El primer acto del Palau d'Herodes duró 50 minutos y las luces, sonido y decorados notaron la crisis, lo que no evitó que centenares de vecinos y visitantes asistieran con atención al transcurso de la representación.

El segundo acto, como siempre, gozó de una gran popularidad, con sus 20 minutos de representación. Entre uno y otro, como los antiguos autos sacramentales, el público acompañó a pastores, ángeles y los tres Reyes Magos por las calles del municipio, en el trayecto de la Avinguda de la Pau a la Plaça de l'Església.

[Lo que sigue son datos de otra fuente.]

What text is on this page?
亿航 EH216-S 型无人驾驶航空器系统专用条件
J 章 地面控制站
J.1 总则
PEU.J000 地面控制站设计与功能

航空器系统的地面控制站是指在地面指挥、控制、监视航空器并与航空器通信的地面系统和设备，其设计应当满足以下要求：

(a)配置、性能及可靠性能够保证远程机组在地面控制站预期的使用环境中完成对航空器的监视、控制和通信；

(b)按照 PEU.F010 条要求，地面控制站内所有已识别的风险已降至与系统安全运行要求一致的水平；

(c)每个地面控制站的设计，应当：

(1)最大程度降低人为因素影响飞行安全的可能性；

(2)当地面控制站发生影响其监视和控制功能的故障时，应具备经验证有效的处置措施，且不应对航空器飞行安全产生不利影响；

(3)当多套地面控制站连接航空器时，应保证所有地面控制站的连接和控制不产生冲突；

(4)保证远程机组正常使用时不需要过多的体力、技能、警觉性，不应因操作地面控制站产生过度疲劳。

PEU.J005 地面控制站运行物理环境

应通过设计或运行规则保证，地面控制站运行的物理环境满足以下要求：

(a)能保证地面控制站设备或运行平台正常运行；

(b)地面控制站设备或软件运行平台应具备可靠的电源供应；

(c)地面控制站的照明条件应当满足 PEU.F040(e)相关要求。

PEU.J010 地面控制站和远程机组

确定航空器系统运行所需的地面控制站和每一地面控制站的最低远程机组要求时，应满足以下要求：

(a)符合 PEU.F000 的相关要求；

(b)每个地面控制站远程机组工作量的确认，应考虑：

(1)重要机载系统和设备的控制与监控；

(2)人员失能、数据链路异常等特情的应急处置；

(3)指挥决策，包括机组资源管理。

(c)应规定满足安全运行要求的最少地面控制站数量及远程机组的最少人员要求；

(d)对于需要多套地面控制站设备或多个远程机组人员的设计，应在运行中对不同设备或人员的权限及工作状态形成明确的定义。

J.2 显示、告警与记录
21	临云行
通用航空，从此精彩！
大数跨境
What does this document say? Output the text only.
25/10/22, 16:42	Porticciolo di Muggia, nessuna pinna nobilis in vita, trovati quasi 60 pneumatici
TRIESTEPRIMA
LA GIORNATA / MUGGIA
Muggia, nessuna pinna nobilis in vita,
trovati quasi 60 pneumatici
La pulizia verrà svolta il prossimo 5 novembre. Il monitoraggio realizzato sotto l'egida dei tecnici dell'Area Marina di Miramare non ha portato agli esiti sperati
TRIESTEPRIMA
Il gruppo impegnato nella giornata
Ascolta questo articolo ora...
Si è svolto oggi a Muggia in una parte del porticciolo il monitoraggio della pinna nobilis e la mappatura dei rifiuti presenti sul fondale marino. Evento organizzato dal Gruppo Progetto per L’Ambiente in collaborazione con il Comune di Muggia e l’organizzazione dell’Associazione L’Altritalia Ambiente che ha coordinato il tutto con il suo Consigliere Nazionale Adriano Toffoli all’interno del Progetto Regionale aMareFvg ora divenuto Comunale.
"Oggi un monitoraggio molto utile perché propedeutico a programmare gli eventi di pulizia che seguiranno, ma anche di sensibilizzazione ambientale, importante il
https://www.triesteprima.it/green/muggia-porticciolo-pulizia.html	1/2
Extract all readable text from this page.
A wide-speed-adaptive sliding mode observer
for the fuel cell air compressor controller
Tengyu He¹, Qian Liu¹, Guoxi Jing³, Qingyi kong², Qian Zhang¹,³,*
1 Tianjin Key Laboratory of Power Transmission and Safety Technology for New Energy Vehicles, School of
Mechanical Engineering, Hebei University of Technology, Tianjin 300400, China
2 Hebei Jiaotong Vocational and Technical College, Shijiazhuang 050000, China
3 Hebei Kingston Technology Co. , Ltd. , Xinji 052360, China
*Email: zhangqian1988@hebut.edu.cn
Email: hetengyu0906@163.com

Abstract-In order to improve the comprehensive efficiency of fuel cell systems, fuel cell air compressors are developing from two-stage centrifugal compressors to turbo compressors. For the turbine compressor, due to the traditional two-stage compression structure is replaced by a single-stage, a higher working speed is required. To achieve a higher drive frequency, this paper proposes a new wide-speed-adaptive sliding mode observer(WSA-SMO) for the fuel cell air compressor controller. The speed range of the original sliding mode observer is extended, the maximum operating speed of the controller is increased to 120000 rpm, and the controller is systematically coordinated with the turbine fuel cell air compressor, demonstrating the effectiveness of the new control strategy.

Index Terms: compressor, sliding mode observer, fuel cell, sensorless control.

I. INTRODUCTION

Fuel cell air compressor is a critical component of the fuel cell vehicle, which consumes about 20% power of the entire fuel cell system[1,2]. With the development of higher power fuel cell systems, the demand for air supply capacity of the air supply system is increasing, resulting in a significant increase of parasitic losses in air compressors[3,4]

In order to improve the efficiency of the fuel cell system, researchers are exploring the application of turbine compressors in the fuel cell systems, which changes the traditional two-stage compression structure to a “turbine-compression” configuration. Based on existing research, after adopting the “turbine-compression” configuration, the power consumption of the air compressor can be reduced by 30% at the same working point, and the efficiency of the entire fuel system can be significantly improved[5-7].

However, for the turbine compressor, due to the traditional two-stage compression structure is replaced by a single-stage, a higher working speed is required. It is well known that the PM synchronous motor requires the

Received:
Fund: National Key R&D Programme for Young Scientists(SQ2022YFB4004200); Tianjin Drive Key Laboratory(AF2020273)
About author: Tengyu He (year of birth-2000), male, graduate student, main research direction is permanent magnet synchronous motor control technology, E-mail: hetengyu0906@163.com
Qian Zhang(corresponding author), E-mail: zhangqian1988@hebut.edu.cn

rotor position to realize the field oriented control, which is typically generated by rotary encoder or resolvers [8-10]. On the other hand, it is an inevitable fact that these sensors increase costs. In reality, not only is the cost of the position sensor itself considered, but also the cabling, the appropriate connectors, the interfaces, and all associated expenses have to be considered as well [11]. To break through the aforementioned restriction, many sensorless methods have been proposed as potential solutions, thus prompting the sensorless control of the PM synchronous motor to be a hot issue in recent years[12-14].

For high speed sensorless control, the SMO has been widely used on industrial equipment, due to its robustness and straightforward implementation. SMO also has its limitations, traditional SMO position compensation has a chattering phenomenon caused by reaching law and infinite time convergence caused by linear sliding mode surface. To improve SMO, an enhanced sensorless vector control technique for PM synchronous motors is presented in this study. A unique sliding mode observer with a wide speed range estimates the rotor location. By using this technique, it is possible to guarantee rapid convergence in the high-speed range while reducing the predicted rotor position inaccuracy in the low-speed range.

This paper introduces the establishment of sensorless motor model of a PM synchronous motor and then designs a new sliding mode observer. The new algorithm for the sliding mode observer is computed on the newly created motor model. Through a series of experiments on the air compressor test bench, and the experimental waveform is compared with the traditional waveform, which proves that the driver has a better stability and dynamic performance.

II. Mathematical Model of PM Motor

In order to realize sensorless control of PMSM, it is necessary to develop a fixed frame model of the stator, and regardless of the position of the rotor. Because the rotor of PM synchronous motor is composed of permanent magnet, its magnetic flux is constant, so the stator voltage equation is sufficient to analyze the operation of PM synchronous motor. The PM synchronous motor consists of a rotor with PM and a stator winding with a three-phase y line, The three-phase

Tras los dos actos llegó el epílogo de la Cabalgata de Gata, el reparto de juguetes y regalos, no sólo por los pajes reales sino también por los mismos Reyes Magos de Oriente. En este acto es, sin duda, donde los niños de Gata tenían puestos todas sus miradas.

Autor y director artístico

El autor del Auto o Misteri, Antonio Salvá Roselló que lo escribió en 1968 y el director artístico de la representación (que por primera vez estaba dirigiendo y no actuando) Antonio Monfort, se mostraban ayer muy satisfechos de los actores y la actuación de los mismos.

En el balance del plano artístico Antonio Monfort manifestó que la meta marcada para este año se había conseguido y que el cambio artístico había dado buen resultado. Algo que no ha sido fácil. En este sentido, Monfort reconoció que «han sido muchas horas, sobre todo en los dos últimos meses, las necesarias para que los artistas modelaran la voz, adecuaran el personaje a las escenas y estuvieran todos muy comprometidos en los dos actos del «Misteri»».

Una cabalgata muy antigua

Pero la historia de la cabalgata de los Reyes y sus parlamentos en Gata de Gorgos no tiene 43 años, sino que se remonta a inicios de los años 30 del siglo XX. En aquellos tiempo, Melchor, Gaspar y Baltasar llevaban los Reyes regalos a la hija del «metge Moratal» (Francisco Moratal Giner, que fue alcalde de Gata de 1924 a 1930) y a hijos de familias adineradas.

En 1947 se organizó por primera vez la cabalgata por parte de la «Peña Recreativa» para recaudar fondos «para ir a la final de la Copa del Generalísimo». Pero al final, al no ser este partido en Madrid sino en La Coruña, la Peña desistió y dio lo recaudado a la parroquia.

Los jóvenes organizaron hasta finales de los 50 con la parroquia la cabalgata. Después llegó la O.J.E. y los jóvenes seguían organizando los Reyes, hasta que en Navidades de 1967 pidieron al entonces Cronista Oficial Antonio Salvá Roselló que les escribiera un texto. Este se representa por primera vez en Reyes de 1968 y en el balcón del «metge i alcalde Don Julián» el «Auto» de Salvá. En 1972 se representa encima de un remolque de un tractor. TVE es testigo del teatro.

En 1973 se pasa el Palacio de Herodes a l'Avinguda la Pau. A finales de los 80 se incorpora el Senado y el poblado de Judea. Se suprime aquel y se mantiene éste hasta el pasado año.

Los escenarios del senado y poblado fueron la Plaça Nova, incluso la «Casa Roja» el poblado, y ya finalmente sólo el poblado en la Avinguda la Pau. El «Palau d'Herodes» y el Belén Viviente no cambiaron nunca de lugar.